JAYAPURA, Redaksipotre.co – Pemerintah Provinsi Papua resmi mengalokasikan anggaran sebesar Rp189.653.437.200 (Rp189 miliar) untuk pelaksanaan Pemungutan Suara Ulang (PSU) bersumber dari Anggaran Pendapatan dan Belanja Daerah (APBD) Papua tahun 2025.
Adapun anggaran yang disetujui pemerintah setelah melakukan efisensi anggaran, Komisi Pemilihan Umum (KPU) Papua mendapat sebesar Rp109.982.037.200 (Rp109,982 miliar), Badan Pengawasan Pemilu (Bawaslu) Rp42.672.400.00 (Rp42 miliar), Polda Papua Rp22 miliar, dan Kodam XVII Cenderawasih Rp15 miliar. Anggaran KPU Papua sudah termasuk dengan dana silpa Pilkada 2024 sebesar Rp47 miliar.
Penjabat Gubernur Papua, Ramses Limbong mengatakan bahwa anggaran untuk PSU murni dari APBD Papua. “Setelah kita terima proposal dari masing-masing pihak penyelenggaran, kita melakukan review bersama untuk efesiensi anggaran secara optimal,” ujar Ramses dilansir dari Pasificpos.com, Kamis (6/3/2025).
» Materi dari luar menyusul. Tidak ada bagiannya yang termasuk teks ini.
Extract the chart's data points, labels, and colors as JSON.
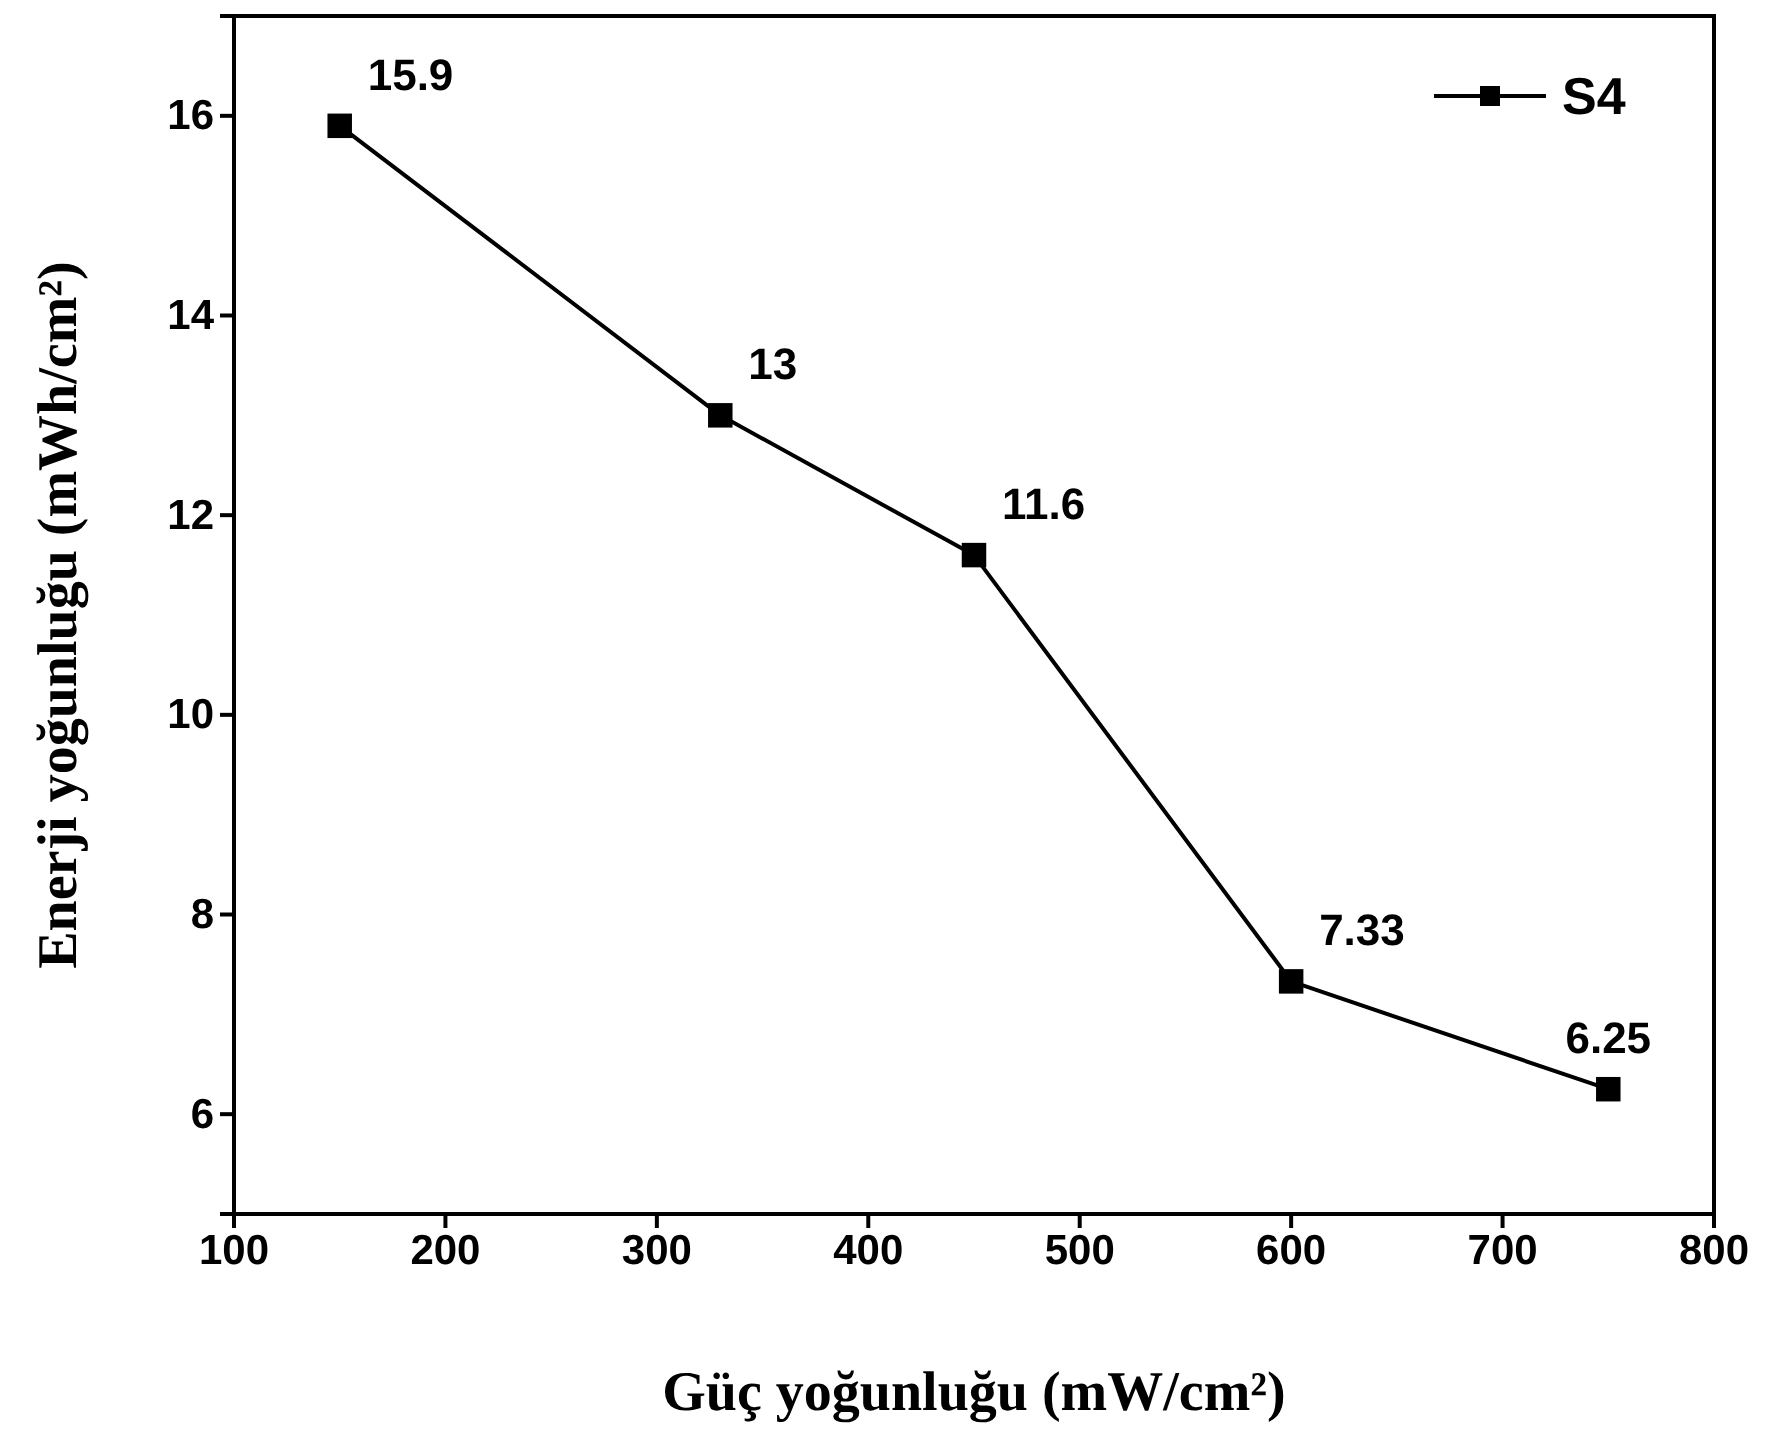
{
  "chart_data": {
    "type": "line",
    "xlabel": "Güç yoğunluğu (mW/cm²)",
    "ylabel": "Enerji yoğunluğu (mWh/cm²)",
    "x": [
      150,
      330,
      450,
      600,
      750
    ],
    "series": [
      {
        "name": "S4",
        "color": "#000000",
        "values": [
          15.9,
          13,
          11.6,
          7.33,
          6.25
        ]
      }
    ],
    "xlim": [
      100,
      800
    ],
    "xticks": [
      100,
      200,
      300,
      400,
      500,
      600,
      700,
      800
    ],
    "ylim": [
      5,
      17
    ],
    "yticks": [
      6,
      8,
      10,
      12,
      14,
      16
    ],
    "marker": "square",
    "line_style": "solid",
    "legend": "top right",
    "data_labels": true,
    "grid": false
  }
}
Dia mengatakan, kesepakatan yang sudah ditandatangani akan ditindaklanjuti dengan adendum Naskah Perjanjian Hibah Daerah atau NPHD yang dilakukan sebelumnya, sehingga anggaran dapat digunakan.
Ramses menegaskan, pergeseran anggaran ini tidak mengganggu anggaran Pegawai Negeri Sipil (ASN) di lingkup Pemprov Papua.
“Saya sudah pastikan hak ASN Papua sudah aman untuk satu tahun, gaji dan TPP sudah aman, pergubnya sudah ditandatangani,” tegasnya lagi.
Ketua KPU Papua, Steve Dumbon mengatakan anggaran Pilkada tahun 2024 lalu, dana hibah dari Pemprov Papua kepada KPU sebesar Rp155 miliar. Anggaran yang terpakai sebesar Rp103 miliar, sehingga masih ada sisa anggaran sebesar Rp47 miliar.
Dijelaskan, PSU ini hanya satu pemilihan untuk Gubernur Papua, jika pilkada 2024 lalu, pilkada serentak untuk bupati/walikota dan gubernur, sehingga kita ada sharing anggaran dengan KPU kabupaten/kota dana beberapa komponen pembiayaan.
Steve mengatakan, KPU Papua mengusulkan anggaran sebesar Rp170 miliar, tetapi dengan kondisi anggaran saat ini, sehingga dilakukan efisiensi untuk beberapa kegiatan. seperti waktu kerja badan ad hock, petugas PPD dan KPPS.
“Kami juga melakukan efisiensi untuk kegiatan debat publik, rakor, sosialisasi, bimtek semua akan dilakukan di kantor KPU termasuk perjalanan dinas juga dipangkas,” tegasnya.
Dengan efisiensi anggaran KPU hanya menerima Rp62 miliar lebih dari anggaran yang disetujui.
Sementara itu, Ketua Bawaslu Papua, Hardin Halidin menyampaikan terima kasih kepada Pemprov Papua atas dukungan anggaran ditengah kondisi efisiensi dari pemerintah pusat.
Dia menyatakan, anggaran yang diajukan pihaknya sebesar Rp150 miliar, namun yang disetujui hanya Rp42 miliar lebih.
“Kami akan laporkan besaran anggaran ini kepada pimpinan Bawaslu pusat, karena kemampuan pemprov Papua hanya seperti itu, dan kita harus hormati apa yang sudah diberikan pemerintah pada Bawaslu,” ucapya.